A still from Black Box Diaries

She even records her message before a suicide attempt, but the film doesn’t stay with it a second longer than it should. She’s back on the saddle in the next scene. The camera captures her falling face while she politely seeks the support of an officer on the phone, even as he starts flirting with her. The irony is never spelt out, which in turn lends a sense of looming defeat to her scuffle. But it also leaves space for a moment where she begins another call cautiously – expecting something similar from a doorman whose testimony is crucial – only to be moved to tears by his unwavering support. In terms of chronicling the deep-rooted discrimination of society, Ito leaves nothing to chance. We hear sound bytes of all the slut-shaming and finger-wagging across media coverage. Her attire for the 2017 press conference – where she bravely goes public – is criticized. A mysterious black van seems to be stationed outside a friend’s apartment where Ito temporarily resides. Every casual chat at home is laced with the anxiety of becoming a symbol, and an individual elevated to the silhouettes of socio-cultural heroism. 

Growing into Defiance

Ultimately, it’s her self-awareness – and her power to excavate her own being as a writer – that remains the enduring strength of this documentary. For instance, one of the more haunting moments features Ito speaking to a hall of veteran journalists. She breaks down while describing how the beauty of cherry blossoms is now lost on her because the incident happened during the season. At another point, she playfully reflects on the strangeness of calling customer service to order a…wire detector. Ever so often, her pain adopts these contours of art – the editing of her book, the composition of her blogs and voice-overs, her exchanges with friends and lawyers, her relationship with the lens. The bitterness is therefore tamed by an urgency to construct a case without compromising on a life. 

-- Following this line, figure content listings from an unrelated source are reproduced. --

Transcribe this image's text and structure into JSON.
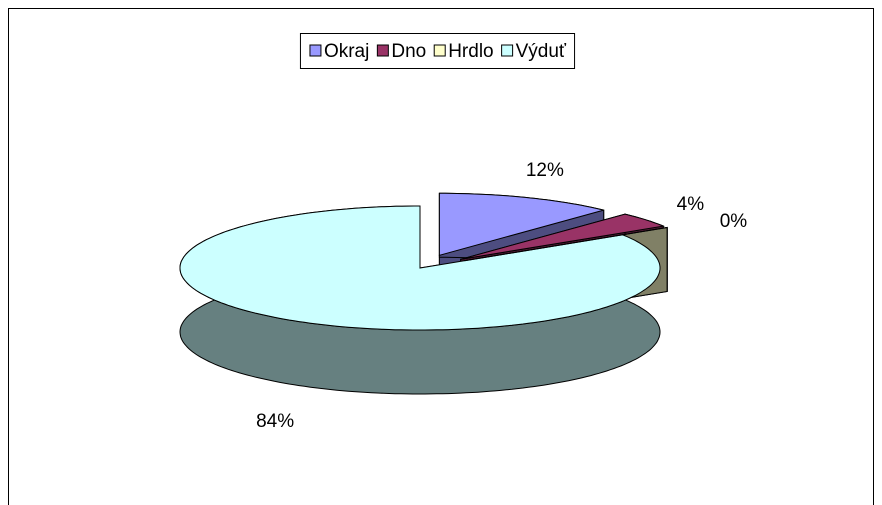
{
  "chart_data": {
    "type": "pie3d",
    "categories": [
      "Okraj",
      "Dno",
      "Hrdlo",
      "Výduť"
    ],
    "values": [
      12,
      4,
      0,
      84
    ],
    "value_labels": [
      "12%",
      "4%",
      "0%",
      "84%"
    ],
    "colors": [
      "#9999ff",
      "#993366",
      "#ffffcc",
      "#ccffff"
    ],
    "legend": "top"
  }
}
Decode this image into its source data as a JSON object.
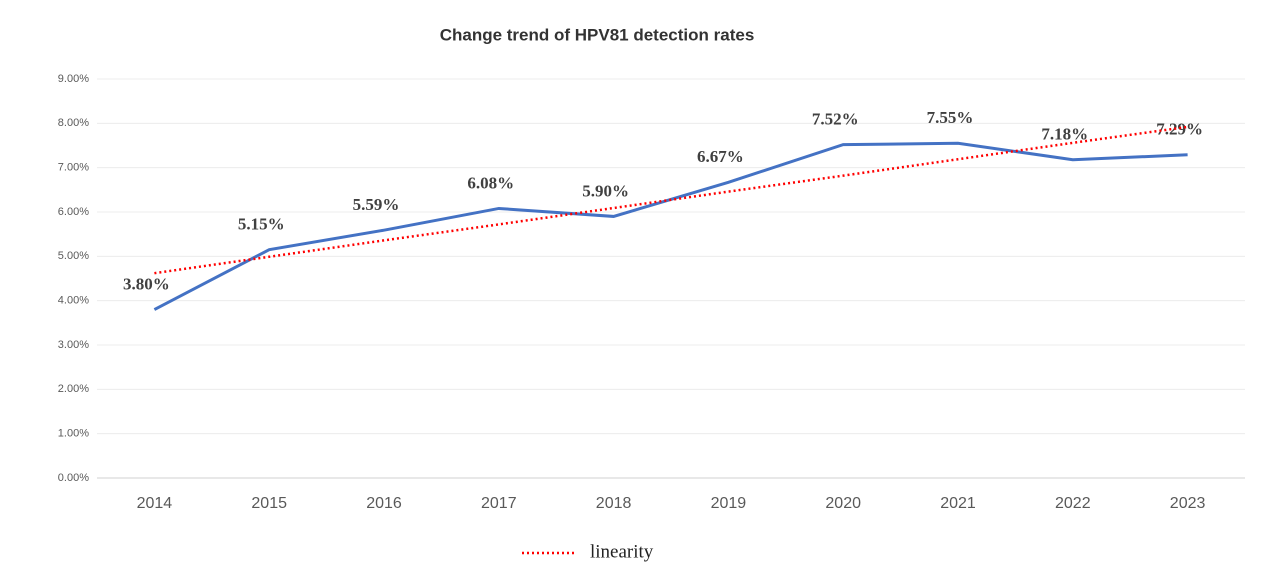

As a result, we see Shiori Ito grow – nervously, determinedly, slowly – through the documentary. She comes to peace with the knowledge of her own truth and trauma, consistently finding ways to present herself through the eyes of a memoirist reporting on her relationship with herself. It’s a tightrope walk that can sway from privilege to burden in an instant; the limitless bravery of her youth gradually gives way to a quiet commitment to the truth. Her favourite anthem, Gloria Gaynor’s “I Will Survive,” then goes hand in glove with her quest to treat justice as a medium of loss and empowerment. There is no winning, even when there is. But at least the soundtrack of defiance has a story to score.